Does being a Christian cost us an hour to deliver some flowers to an elderly member?

Does it cost us 10 minutes to pick up the phone and call someone we haven’t seen in church for a while?

Jesus invites us to look down the road and consider what the cost of discipleship might be.

For correctly understood, discipleship does, and should, cost us something. Let me remind you of a story you’ve probably heard before. One day when William Willimon was still the chaplain at Duke University, he received an angry call from a father whose daughter had just received her degree from Duke in Mechanical Engineering. Despite all her hard work and her parents considerable financial expenditure, the new graduate was choosing to “throw it all away,” according to Dad, to do mission work for the Presbyterian Church in Haiti. This irate father held Willimon personally responsible for filling his daughter’s head with all that religion stuff.
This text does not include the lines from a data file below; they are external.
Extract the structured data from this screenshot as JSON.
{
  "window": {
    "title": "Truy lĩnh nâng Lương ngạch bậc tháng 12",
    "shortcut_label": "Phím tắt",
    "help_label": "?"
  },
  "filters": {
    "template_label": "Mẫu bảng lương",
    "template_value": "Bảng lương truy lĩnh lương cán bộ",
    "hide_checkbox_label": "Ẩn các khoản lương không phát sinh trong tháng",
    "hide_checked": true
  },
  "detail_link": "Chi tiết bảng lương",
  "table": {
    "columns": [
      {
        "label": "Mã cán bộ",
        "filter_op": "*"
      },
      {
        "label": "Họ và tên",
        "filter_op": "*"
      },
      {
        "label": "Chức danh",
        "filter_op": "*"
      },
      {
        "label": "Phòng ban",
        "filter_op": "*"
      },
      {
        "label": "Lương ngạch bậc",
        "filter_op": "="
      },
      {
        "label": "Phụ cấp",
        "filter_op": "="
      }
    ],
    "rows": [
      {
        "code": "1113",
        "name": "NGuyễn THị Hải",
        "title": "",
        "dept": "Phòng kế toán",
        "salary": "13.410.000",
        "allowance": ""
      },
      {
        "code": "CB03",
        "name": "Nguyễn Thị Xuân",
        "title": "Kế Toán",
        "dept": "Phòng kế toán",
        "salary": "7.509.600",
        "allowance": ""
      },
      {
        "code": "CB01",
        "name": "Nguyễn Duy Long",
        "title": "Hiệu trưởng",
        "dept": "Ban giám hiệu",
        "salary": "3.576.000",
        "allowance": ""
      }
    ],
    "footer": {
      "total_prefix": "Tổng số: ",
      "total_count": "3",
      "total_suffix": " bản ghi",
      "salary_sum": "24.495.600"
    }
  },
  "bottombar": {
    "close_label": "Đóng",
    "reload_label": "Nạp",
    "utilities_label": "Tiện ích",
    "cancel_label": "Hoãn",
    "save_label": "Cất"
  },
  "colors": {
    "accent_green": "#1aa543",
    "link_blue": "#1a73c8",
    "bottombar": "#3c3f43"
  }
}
Willimon, somewhat defensively, reminded the father that he, too, must have had something to do with his daughter’s spiritual development. The father calmed down a bit and admitted, “I know, I know – but we didn’t want her to be a missionary. We just wanted her to be a good Presbyterian!”

Being a disciple costs something. These hard words from Jesus remind us to look down the road and consider that cost. This passage is all about priorities, it’s about loyalty to God above all, it’s about perserverance at the cost of popularity. This is a passage about counting the cost and knowing what you are getting into and finishing what you start. It’s about the difference between being a follower of Jesus and being a disciple of Jesus – the difference between fad and faithfulness. Jesus is trying to tell us all, with absolute clarity, in striking, some would say offensive language, that our relationship with God comes first. If anything else takes precedence – family, work or possessions – well then we are living lives of idolatry. As one writer has said: “Christianity is a lifestyle, the following of someone headed in a direction we would not normally go.”

So, take a look down the road my friends. Do you want to be a follower or do you have what it takes to be a disciple? Take a look down the road and consider the cost.

May God be praised. Amen.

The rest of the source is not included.